年が明けて、冬休みが終わり、三学期に入った。

 新学期早々私を待っていたのは、学校中に広まった『白樺と森が付き合っている』という噂だった。

 私と森くんが二人で住宅街を歩いていたところを誰かが見かけたらしく、ああじゃないか、こうじゃないかと尾びれがついて、『昔白樺は髪を脱色していた』『白樺は何処かの組の裏番長』『森との出会いは縄張りをかけた決闘で』『愛用の鉄パイプを持ち歩いている』……など、事実無根の話が流れていた。

 いや、裏番長って何? 脱色経験なんてないし、殴り合いの喧嘩だってしたことがない。鉄パイプを持ち歩いている女子高生って、何処の少年漫画よ。

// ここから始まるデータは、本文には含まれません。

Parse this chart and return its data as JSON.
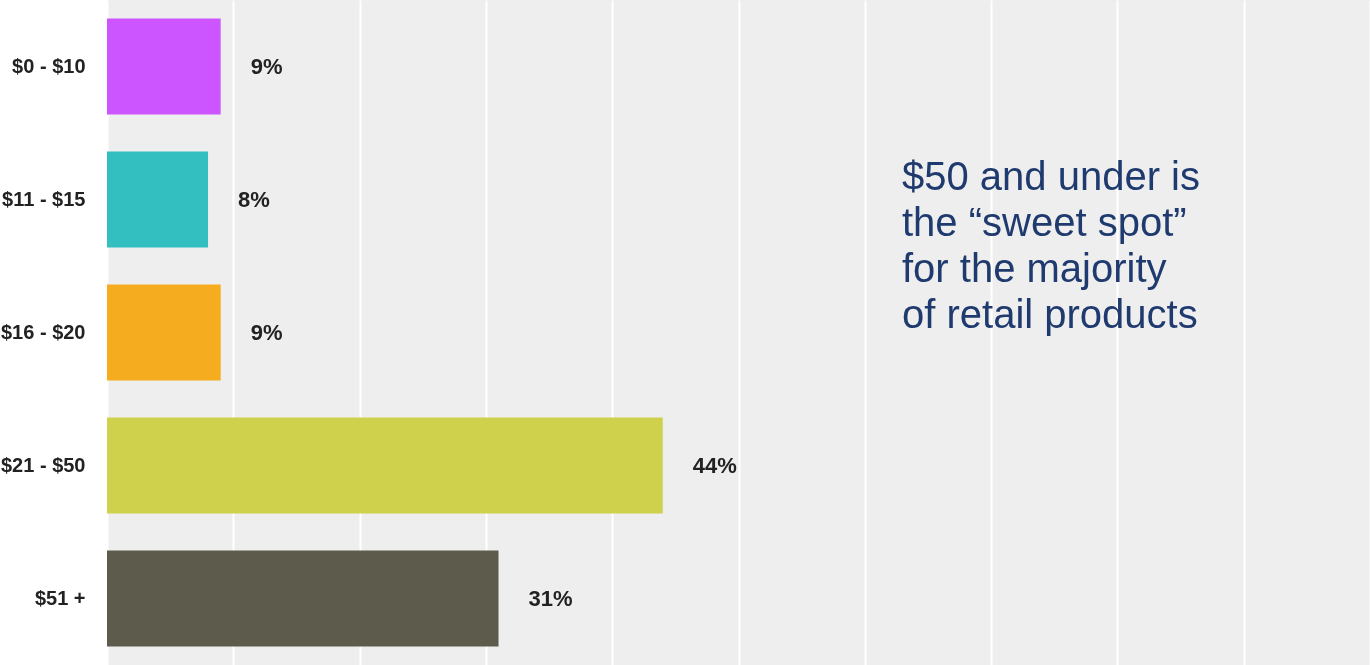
{
  "chart_data": {
    "type": "bar",
    "orientation": "horizontal",
    "categories": [
      "$0 - $10",
      "$11 - $15",
      "$16 - $20",
      "$21 - $50",
      "$51 +"
    ],
    "values": [
      9,
      8,
      9,
      44,
      31
    ],
    "colors": [
      "#cc55ff",
      "#33bfbf",
      "#f5ac1f",
      "#cfd04b",
      "#5d5b4c"
    ],
    "value_labels": [
      "9%",
      "8%",
      "9%",
      "44%",
      "31%"
    ],
    "xlim": [
      0,
      100
    ],
    "xticks": [
      {
        "value": 0,
        "label": null
      },
      {
        "value": 10,
        "label": null
      },
      {
        "value": 20,
        "label": null
      },
      {
        "value": 30,
        "label": null
      },
      {
        "value": 40,
        "label": null
      },
      {
        "value": 50,
        "label": null
      },
      {
        "value": 60,
        "label": null
      },
      {
        "value": 70,
        "label": null
      },
      {
        "value": 80,
        "label": null
      },
      {
        "value": 90,
        "label": null
      },
      {
        "value": 100,
        "label": null
      }
    ],
    "grid": "x",
    "tick_labels": "y",
    "annotations": [
      "$50 and under is the “sweet spot” for the majority of retail products"
    ]
  }
}
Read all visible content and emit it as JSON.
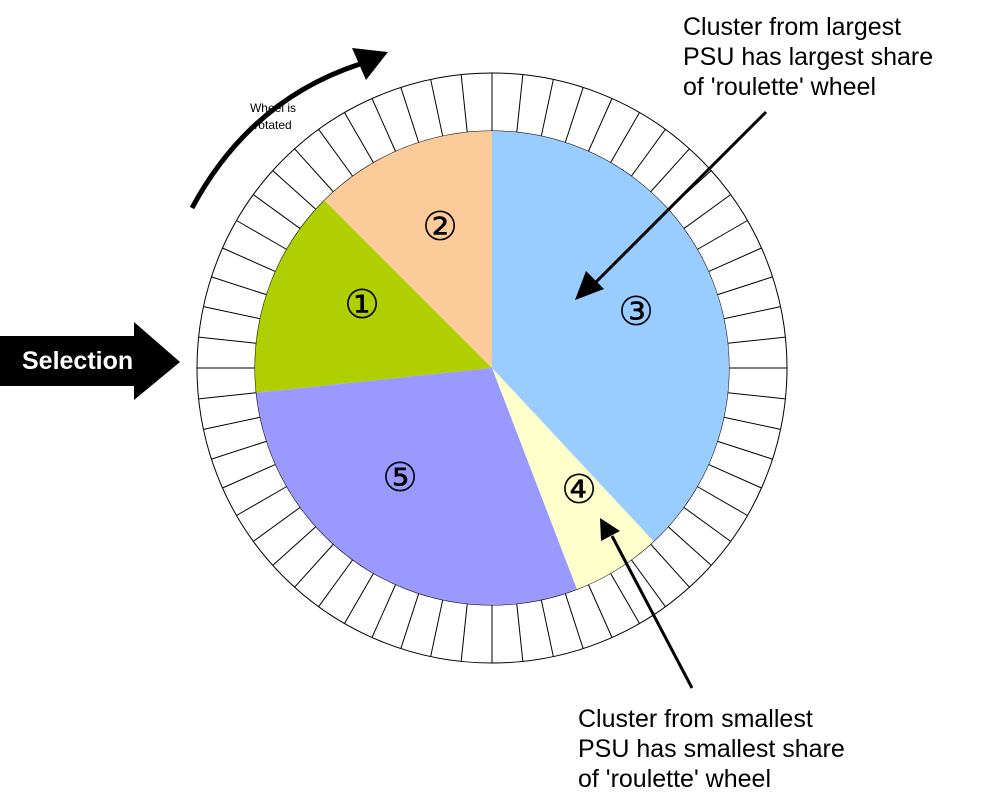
{
  "segments": [
    {
      "number": "①",
      "fill": "#b0cf00"
    },
    {
      "number": "②",
      "fill": "#fccb9a"
    },
    {
      "number": "③",
      "fill": "#99ccff"
    },
    {
      "number": "④",
      "fill": "#ffffcc"
    },
    {
      "number": "⑤",
      "fill": "#9999ff"
    }
  ],
  "rim_slots": 60,
  "rotation_label": [
    "Wheel is",
    "rotated"
  ],
  "selection_label": "Selection",
  "annotation_largest": [
    "Cluster from largest",
    "PSU has largest share",
    "of 'roulette' wheel"
  ],
  "annotation_smallest": [
    "Cluster from smallest",
    "PSU has smallest share",
    "of 'roulette' wheel"
  ]
}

 そんな噂話のせいで、クラスメイトからは余計に避けられるようになった。気のせいかもしれないけど、学年主任や体育教師の私を見る目も変わった気がする。

 けれど結果的に良かったこともあり、その噂話のおかげで私への陰口は一切なくなった。私を悪く言った人は、森くんに目をつけられるとかなんとかで。

 所詮は学校の噂話。流行のファッションのように、しばらくすれば皆の興味は薄れていくだろう。

 森くんもその噂については何も言わないし、一人一人に訂正していくと切りがないので、一先ずその噂話はこのまま放置することにした。

 二月のVD祭まで一か月を切り、一日一日と日付が変わる度に、演劇部のピリピリとした雰囲気を増していった。練習も体育館での通し稽古が多くなり、先日は本番の衣装を着て劇を最初から最後まで通した。

 冬休みが明けてから、私は自分から暗転を使っての練習をするように頼み込んだ。皆はとても驚いていたが、日野川先輩が真っ先に頷き、私の様子を見ながらの練習が始まった。

 今でも、暗い場所は怖い。クラスメイトの男子の怒鳴り声は苦手だし、表情だって変えられない。

 けれど、そんなときはお母さんの言葉を思い出し、できるだけトラウマに蓋をするようにした。

 私は、お母さんに愛されている〝人間〟だ。

 人形とは違って、自分で前に、未来に進んでいける足がある。

 私は変わっていける。いつか、トラウマを完全に乗り越え、明るい未来に飛んでいけるのだと。

 そう思うだけで、息が楽になった。